En 27 ans, Nathalie Morin n'avait jamais vu la Ville de Montréal retaper la chaussée de sa rue. Cette année, elle ne sait pas si elle doit se compter chanceuse, alors que la métropole s'apprête à refaire l'asphalte devant chez elle pour la deuxième fois en quelques semaines à peine.

L'arrondissement de Villeray-Saint-Michel-Parc-Extension vient en effet d'entreprendre le planage - c'est-à-dire l'enlèvement de la couche de bitume en surface - d'un tronçon de la rue des Écores pour ensuite l'asphalter de nouveau. Or, une importante partie de cette chaussée avait été asphaltée en août.

« La rue est plus belle que jamais, et ils vont enlever tout cela trois semaines plus tard ! C'est bizarre. C'est très discutable », indique Nathalie Morin.

L'asphaltage de la rue à la mi-août a été effectué par le service des transports actifs. Celui-ci a pour mandat d'étendre de 50 km par an le réseau cyclable de Montréal.

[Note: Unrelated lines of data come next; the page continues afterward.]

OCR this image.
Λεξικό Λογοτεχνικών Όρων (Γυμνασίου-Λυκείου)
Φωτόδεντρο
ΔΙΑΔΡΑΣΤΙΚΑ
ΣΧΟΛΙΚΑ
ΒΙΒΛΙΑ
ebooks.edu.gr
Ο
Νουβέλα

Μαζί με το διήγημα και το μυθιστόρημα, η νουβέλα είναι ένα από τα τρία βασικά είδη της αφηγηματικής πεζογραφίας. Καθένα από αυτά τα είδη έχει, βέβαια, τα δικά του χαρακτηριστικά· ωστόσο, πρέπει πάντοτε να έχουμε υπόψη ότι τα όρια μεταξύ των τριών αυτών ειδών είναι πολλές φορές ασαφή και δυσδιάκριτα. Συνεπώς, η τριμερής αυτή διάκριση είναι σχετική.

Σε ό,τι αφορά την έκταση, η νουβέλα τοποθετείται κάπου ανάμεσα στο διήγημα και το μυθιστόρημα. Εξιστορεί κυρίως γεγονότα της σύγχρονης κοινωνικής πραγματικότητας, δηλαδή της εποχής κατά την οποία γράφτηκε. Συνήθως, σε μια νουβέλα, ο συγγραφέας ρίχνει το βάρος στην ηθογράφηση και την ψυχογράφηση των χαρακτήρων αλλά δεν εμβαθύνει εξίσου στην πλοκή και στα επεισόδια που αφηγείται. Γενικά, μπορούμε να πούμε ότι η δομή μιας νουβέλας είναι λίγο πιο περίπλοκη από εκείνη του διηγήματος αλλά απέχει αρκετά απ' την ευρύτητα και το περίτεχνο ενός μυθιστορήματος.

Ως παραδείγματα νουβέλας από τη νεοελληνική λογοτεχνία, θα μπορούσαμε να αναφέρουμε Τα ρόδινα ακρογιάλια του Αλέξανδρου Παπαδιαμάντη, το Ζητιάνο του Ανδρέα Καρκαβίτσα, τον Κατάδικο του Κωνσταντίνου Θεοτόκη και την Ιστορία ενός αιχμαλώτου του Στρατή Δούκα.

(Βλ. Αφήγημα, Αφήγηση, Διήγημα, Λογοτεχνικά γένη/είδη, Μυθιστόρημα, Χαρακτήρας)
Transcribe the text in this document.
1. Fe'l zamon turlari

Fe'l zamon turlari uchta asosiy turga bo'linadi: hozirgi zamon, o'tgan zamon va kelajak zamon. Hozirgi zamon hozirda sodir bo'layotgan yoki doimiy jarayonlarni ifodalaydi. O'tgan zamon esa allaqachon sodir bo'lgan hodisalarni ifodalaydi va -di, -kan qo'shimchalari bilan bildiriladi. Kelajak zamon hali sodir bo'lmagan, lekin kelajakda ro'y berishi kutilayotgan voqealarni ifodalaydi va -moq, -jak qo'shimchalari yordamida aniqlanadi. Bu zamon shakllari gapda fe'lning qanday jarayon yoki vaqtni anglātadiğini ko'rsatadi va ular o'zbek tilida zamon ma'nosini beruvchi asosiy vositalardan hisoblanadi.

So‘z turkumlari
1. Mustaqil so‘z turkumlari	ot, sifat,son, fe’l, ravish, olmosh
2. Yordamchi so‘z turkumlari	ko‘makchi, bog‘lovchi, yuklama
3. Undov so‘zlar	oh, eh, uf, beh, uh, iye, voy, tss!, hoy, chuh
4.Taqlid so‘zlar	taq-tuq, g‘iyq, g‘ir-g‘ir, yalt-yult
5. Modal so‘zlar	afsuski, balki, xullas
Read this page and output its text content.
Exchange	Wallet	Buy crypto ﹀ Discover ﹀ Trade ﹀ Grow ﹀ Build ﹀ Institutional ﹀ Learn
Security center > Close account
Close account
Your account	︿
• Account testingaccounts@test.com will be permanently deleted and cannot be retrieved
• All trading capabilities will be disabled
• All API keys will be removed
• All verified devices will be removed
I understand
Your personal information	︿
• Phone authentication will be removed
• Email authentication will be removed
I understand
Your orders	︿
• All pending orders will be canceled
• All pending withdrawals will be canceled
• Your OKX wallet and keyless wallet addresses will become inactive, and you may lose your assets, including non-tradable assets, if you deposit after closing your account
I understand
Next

Au début de l'année, la rue des Écores a été ciblée pour accueillir une bande cyclable de 1,3 km entre les rues Saint-Zotique et Villeray. Un entrepreneur a ainsi reçu le mandat d'« effectuer des réparations ponctuelles à plusieurs endroits sur le parcours ».

Plusieurs retouches exécutées du 9 au 15 août ont eu lieu dans le tronçon entre les rues Bélanger et Jean-Talon. Avec sa chaussée lézardée et minée par les nids-de-poule, ce segment avait en effet cruellement besoin d'être rafraîchi. À tel point, en fait, qu'au même moment, l'arrondissement de Villeray planifiait de son côté une réfection complète de sa surface.

Ce tronçon de 300 mètres a en effet été inscrit au programme de planage complémentaire financé par Montréal. Les élus de Villeray ont donné le feu vert aux travaux au début du mois de septembre.

Tout le monde au courant



Un porte-parole de Montréal dit que le service des transports actifs savait que l'arrondissement prévoyait faire à l'automne des travaux dans la rue, mais qu'il a tout de même été décidé d'aller de l'avant.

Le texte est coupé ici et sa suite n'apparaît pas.